WSBK Gara2 Jerez - Doppietta di Rea




sabato 21 ottobre 2017

Motogp Phillip Island - Trionfo di Marquez, disastro Ducati



Motogp Wup Phillip Island - Marquez nuovamente davanti a tutti



WSBK Gara1 Jerez - La Pagella di PGreco


Gara che poteva davvero essere emozionante ma purtroppo, a causa della rottura della Panigale numero 33, ci ha mostrato la solita fine scontata di tutta la stagione.

Melandri Voto 10
Velocissimo tutto il weekend.

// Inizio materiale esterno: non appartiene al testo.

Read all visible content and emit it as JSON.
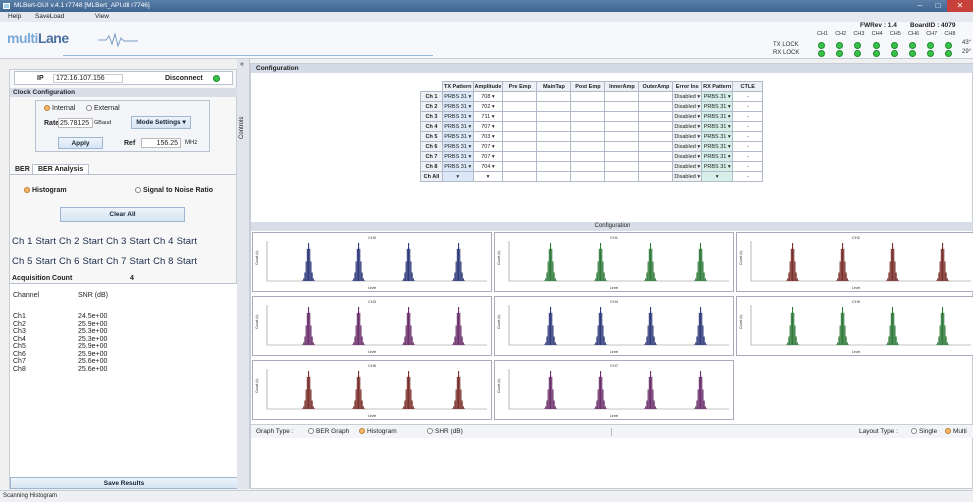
{
  "window": {
    "title": "MLBert-GUI v.4.1 r7748 [MLBert_API.dll r7746]"
  },
  "menu": [
    "Help",
    "SaveLoad",
    "View"
  ],
  "header": {
    "logo_main": "multi",
    "logo_accent": "Lane",
    "fwrev": "FWRev : 1.4",
    "boardid": "BoardID : 4079",
    "tx_lock": "TX LOCK",
    "rx_lock": "RX LOCK",
    "channels": [
      "CH1",
      "CH2",
      "CH3",
      "CH4",
      "CH5",
      "CH6",
      "CH7",
      "CH8"
    ],
    "side_values": [
      "43°",
      "29°"
    ]
  },
  "connection": {
    "ip_label": "IP",
    "ip_value": "172.16.107.156",
    "disconnect_label": "Disconnect"
  },
  "clock": {
    "title": "Clock Configuration",
    "internal": "Internal",
    "external": "External",
    "rate_label": "Rate",
    "rate_value": "25.78125",
    "unit": "GBaud",
    "mode_btn": "Mode Settings",
    "apply": "Apply",
    "ref_label": "Ref",
    "ref_value": "156.25",
    "ref_unit": "MHz"
  },
  "tabs": [
    "BER",
    "BER Analysis"
  ],
  "analysis": {
    "histogram": "Histogram",
    "snr": "Signal to Noise Ratio",
    "clear_all": "Clear All"
  },
  "starts": [
    [
      "Ch 1",
      "Start"
    ],
    [
      "Ch 2",
      "Start"
    ],
    [
      "Ch 3",
      "Start"
    ],
    [
      "Ch 4",
      "Start"
    ],
    [
      "Ch 5",
      "Start"
    ],
    [
      "Ch 6",
      "Start"
    ],
    [
      "Ch 7",
      "Start"
    ],
    [
      "Ch 8",
      "Start"
    ]
  ],
  "acq": {
    "label": "Acquisition Count",
    "value": "4",
    "channel_hdr": "Channel",
    "snr_hdr": "SNR (dB)"
  },
  "snr_rows": [
    [
      "Ch1",
      "24.5e+00"
    ],
    [
      "Ch2",
      "25.9e+00"
    ],
    [
      "Ch3",
      "25.3e+00"
    ],
    [
      "Ch4",
      "25.3e+00"
    ],
    [
      "Ch5",
      "25.9e+00"
    ],
    [
      "Ch6",
      "25.9e+00"
    ],
    [
      "Ch7",
      "25.6e+00"
    ],
    [
      "Ch8",
      "25.6e+00"
    ]
  ],
  "save_results": "Save Results",
  "controls_label": "Controls",
  "config": {
    "title": "Configuration",
    "columns": [
      "TX Pattern",
      "Amplitude",
      "Pre Emp",
      "MainTap",
      "Post Emp",
      "InnerAmp",
      "OuterAmp",
      "Error Ins",
      "RX Pattern",
      "CTLE"
    ],
    "rows": [
      {
        "ch": "Ch 1",
        "tx": "PRBS 31",
        "amp": "708",
        "err": "Disabled",
        "rx": "PRBS 31",
        "ctle": "-"
      },
      {
        "ch": "Ch 2",
        "tx": "PRBS 31",
        "amp": "702",
        "err": "Disabled",
        "rx": "PRBS 31",
        "ctle": "-"
      },
      {
        "ch": "Ch 3",
        "tx": "PRBS 31",
        "amp": "711",
        "err": "Disabled",
        "rx": "PRBS 31",
        "ctle": "-"
      },
      {
        "ch": "Ch 4",
        "tx": "PRBS 31",
        "amp": "707",
        "err": "Disabled",
        "rx": "PRBS 31",
        "ctle": "-"
      },
      {
        "ch": "Ch 5",
        "tx": "PRBS 31",
        "amp": "703",
        "err": "Disabled",
        "rx": "PRBS 31",
        "ctle": "-"
      },
      {
        "ch": "Ch 6",
        "tx": "PRBS 31",
        "amp": "707",
        "err": "Disabled",
        "rx": "PRBS 31",
        "ctle": "-"
      },
      {
        "ch": "Ch 7",
        "tx": "PRBS 31",
        "amp": "707",
        "err": "Disabled",
        "rx": "PRBS 31",
        "ctle": "-"
      },
      {
        "ch": "Ch 8",
        "tx": "PRBS 31",
        "amp": "704",
        "err": "Disabled",
        "rx": "PRBS 31",
        "ctle": "-"
      },
      {
        "ch": "Ch All",
        "tx": "",
        "amp": "",
        "err": "Disabled",
        "rx": "",
        "ctle": "-"
      }
    ]
  },
  "plots": {
    "title": "Configuration",
    "items": [
      {
        "name": "CH0",
        "color": "#2e3a7a"
      },
      {
        "name": "CH1",
        "color": "#2f7a3a"
      },
      {
        "name": "CH2",
        "color": "#7a2f2a"
      },
      {
        "name": "CH3",
        "color": "#6a2f6a"
      },
      {
        "name": "CH4",
        "color": "#2e3a7a"
      },
      {
        "name": "CH5",
        "color": "#2f7a3a"
      },
      {
        "name": "CH6",
        "color": "#7a2f2a"
      },
      {
        "name": "CH7",
        "color": "#6a2f6a"
      }
    ],
    "xlabel": "Level",
    "ylabel": "Count (k)"
  },
  "graph": {
    "type_label": "Graph Type :",
    "ber_graph": "BER Graph",
    "histogram": "Histogram",
    "snr": "SHR (dB)",
    "layout_label": "Layout Type :",
    "single": "Single",
    "multi": "Multi"
  },
  "status": "Scanning Histogram",
  "colors": {
    "led": "#37c34a",
    "accent": "#4a6fa0"
  }
}
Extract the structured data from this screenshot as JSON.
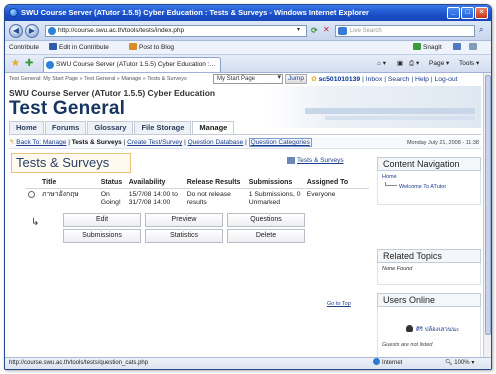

Pole strameritata e strameritata sarebbe stata anche la vittoria se la sua Panigale non si fosse ammutolita proprio a 4 giri dalla fine.
Nella prima partenza non è perfetto, ma rimane attaccato a Rea fino alla bandiera rossa per la caduta di Badovini e De Rosa.
Alla ripartenza viene beffato nuovamente da Rea sullo scatto, ma dopo alcune tornate, in cui l'inglese è visibilmente più lento, lo supera imponendo il suo ritmo e creando un buon distacco tra lui Johnny. Purtroppo la sorte avversa gli nega il secondo trionfo stagionale. Si rifà sicuramente in Gara2.

Rea Voto 8
Oggi non era nella sua forma migliore. Aveva un buon passo, ma non all'altezza di Melandri. Per sua fortuna la Dea Bendata è sempre in sella con lui.

Davies Voto 7
La sua gara a mio modesto parere va divisa in 3 fasi. Scatta bene al semaforo, ma perdere troppo tempo ostacolandosi prima con Sykes e poi con Rea, questo lo porta a un consumo eccessivo della gomma soft anteriore che non gli permette di tenere un buon passo, facendogli perdere contatto da Rea e recuperare da Sykes. Solo negli ultimi giri riprende ad andare forte, ma ormai è troppo tardi per sperare di superare il Campione del Mondo.

Sykes Voto 6,5
Oggi sembrava poco concentrato. Ha commesso vari errori e viaggiava a fasi alterne. In alcuni momenti sembrava poter tenere il passo dei primi, in altri sembrava perso. Agguanta un podio insperato solo grazie al ko tecnico di Melandri.

Lowes Voto 7,5
Bella gara e come molte altre volte il primo del secondo gruppo. Kawasaki e Ducati sono sempre troppo performanti per poter ambire a qualcosa di più, ma questa volta la sua R1 sembrava molto più vicina.

VdM Voto 6
Anche per lui una buona gara, ma non abbastanza per poter tenere il passo del compagno di squadra per tutta la gara.

Guintoli Voto 7
Dopo la lunga assenza dalle gare, in sella alla Kawasaki clienti del Team Puccetti Racing fa un ottima gara e ottiene un bel sesto posto.

Un augurio di pronta guarigione va ad Ayrton Badovini che dopo il brutto incidente.